Chapter 5
Chapter 5
I'd never been more nervous about anything as I was my date with Marcus on the dawn of Sunday morning. This was my chance to ask all the right questions and get all the answers, and yet I just knew I was going to face plant and forget everything the moment I was put on the spot. I'd even tried writing a list last night, like I was formulating an interview for a school project, but I didn't get far past "so what did I taste like?" before I found my mind drifting everywhere it shouldn't be.
That wasn't the worst of it though. The date itself was going to be its own challenge. I didn't know what to think of Marcus right now. I was pretty sure I liked him, and he treated me well, but the number of unknowns had only gotten more overwhelming the longer I had to dwell on them. The initial shock was one thing, but the more time I had to pick apart every interaction I'd ever had with him, the more I was finding myself nervous and on edge.
He was a vampire, which was its own land mine, and he was a Zodiac Shifter, which I was still at a loss to understand. And what felt most significant was that he was the brother of the guy who took my virginity—who also happened to be my teacher—and he'd marked me and could read my mind. What was once a messy relationship with my teacher and an uncomplicated relationship with my classmate was now a set of compounding tornadoes in a confetti factory. No part of who he was felt straightforward anymore, and I found myself questioning which parts of his personality were real versus which were a clever mask.
For example, did he actually like me on my own merit? Or was he getting close to me because he sensed my connection to his brother? I had so many questions, and I doubted he would clear up even a fraction of them.

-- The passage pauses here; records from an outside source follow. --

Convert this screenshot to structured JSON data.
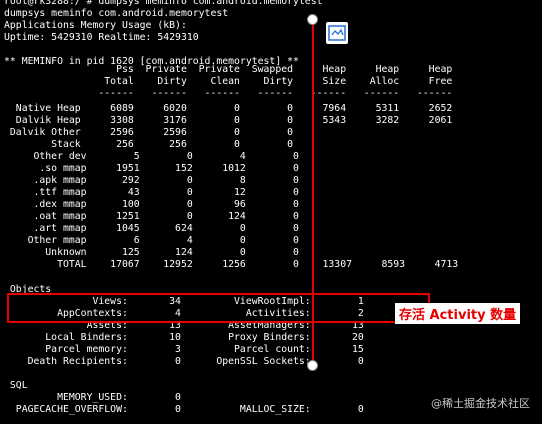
{
  "terminal": {
    "header": [
      "root@rk3288:/ # dumpsys meminfo com.android.memorytest",
      "dumpsys meminfo com.android.memorytest",
      "Applications Memory Usage (kB):",
      "Uptime: 5429310 Realtime: 5429310",
      "",
      "** MEMINFO in pid 1620 [com.android.memorytest] **"
    ],
    "table_header": [
      "                   Pss  Private  Private  Swapped     Heap     Heap     Heap",
      "                 Total    Dirty    Clean    Dirty     Size    Alloc     Free",
      "                ------   ------   ------   ------   ------   ------   ------"
    ],
    "rows": [
      "  Native Heap     6089     6020        0        0     7964     5311     2652",
      "  Dalvik Heap     3308     3176        0        0     5343     3282     2061",
      " Dalvik Other     2596     2596        0        0",
      "        Stack      256      256        0        0",
      "     Other dev        5        0        4        0",
      "      .so mmap     1951      152     1012        0",
      "     .apk mmap      292        0        8        0",
      "     .ttf mmap       43        0       12        0",
      "     .dex mmap      100        0       96        0",
      "     .oat mmap     1251        0      124        0",
      "     .art mmap     1045      624        0        0",
      "    Other mmap        6        4        0        0",
      "       Unknown      125      124        0        0",
      "         TOTAL    17067    12952     1256        0    13307     8593     4713"
    ],
    "objects": [
      "",
      " Objects",
      "               Views:       34         ViewRootImpl:        1",
      "         AppContexts:        4           Activities:        2",
      "              Assets:       13        AssetManagers:       13",
      "       Local Binders:       10        Proxy Binders:       20",
      "       Parcel memory:        3         Parcel count:       15",
      "    Death Recipients:        0      OpenSSL Sockets:        0",
      "",
      " SQL",
      "         MEMORY_USED:        0",
      "  PAGECACHE_OVERFLOW:        0          MALLOC_SIZE:        0"
    ]
  },
  "annotation": {
    "label": "存活 Activity 数量",
    "color": "#e60000"
  },
  "watermark": "@稀土掘金技术社区"
}
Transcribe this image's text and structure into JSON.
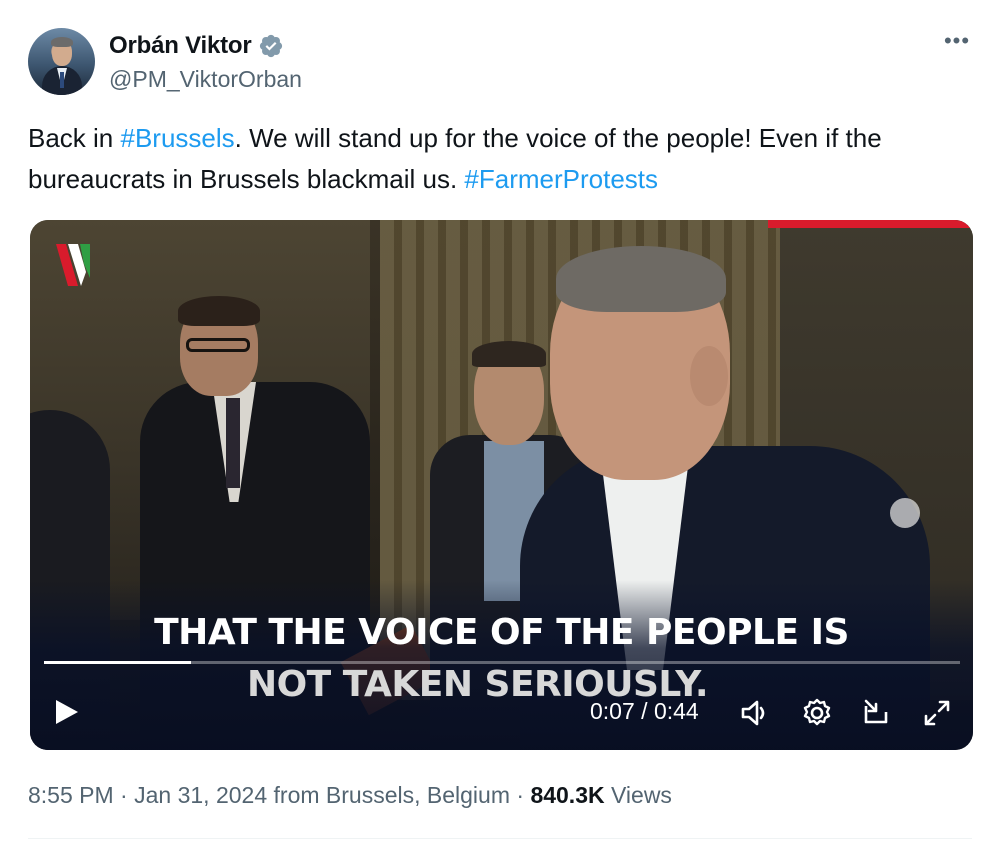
{
  "author": {
    "display_name": "Orbán Viktor",
    "handle": "@PM_ViktorOrban",
    "verified": true
  },
  "icons": {
    "verified": "verified-badge-icon",
    "more": "more-horizontal-icon",
    "play": "play-icon",
    "volume": "volume-icon",
    "settings": "settings-gear-icon",
    "pip": "picture-in-picture-icon",
    "fullscreen": "fullscreen-icon"
  },
  "tweet": {
    "text_part1": "Back in ",
    "hashtag1": "#Brussels",
    "text_part2": ". We will stand up for the voice of the people! Even if the bureaucrats in Brussels blackmail us. ",
    "hashtag2": "#FarmerProtests"
  },
  "video": {
    "caption_line1": "THAT THE VOICE OF THE PEOPLE IS",
    "caption_line2": "NOT TAKEN SERIOUSLY.",
    "current_time": "0:07",
    "separator": " / ",
    "duration": "0:44",
    "progress": 0.16
  },
  "meta": {
    "time": "8:55 PM",
    "dot1": " · ",
    "date": "Jan 31, 2024",
    "location": " from Brussels, Belgium",
    "dot2": " · ",
    "views_count": "840.3K",
    "views_label": " Views"
  },
  "colors": {
    "accent": "#1d9bf0",
    "text_primary": "#0f1419",
    "text_secondary": "#536471",
    "brand_red": "#d91b2c"
  }
}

But I agreed to go out with him, and I was going to leverage whatever guilt he might have to get whatever answers I could. I didn't want to use him like that, but I was too far over my head, and I needed a lifeline.
I went to my closet and started searching for what to wear. I should have bought something from Threads of the Magi, but I'd been so frazzled lately, I hadn't had the foresight. That was probably for the best. I needed to press the brakes on all of these relationships and figure out where Marcus stood, where Adrian stood, where I stood, and why anyone was pursuing me in the first place.
I didn't even understand the implication of having these marks etched into my body. Both Marcus and Adrian had told me I could reject them, but what did that even mean? How did that work and what did rejection entail? I hoped it wasn't another blood ritual, but there was so much biting and bleeding with these guys. It would be a wonder if I could survive a relationship with either of them.
I heaved a heavy breath, then I cycled through my barren wardrobe for the fifth time.
This date would be a good thing. I should have been excited to have a whole new world to learn about, with its own version of physics and logic and math. Who wanted to be limited to the laws of thermodynamics when power and energy could be drawn from simply having an unencumbered view of the moon?
I hit my forehead into my closet door, and I stayed there while I sorted through my delusional mental crisis.
It was all going to be fine. Just fine.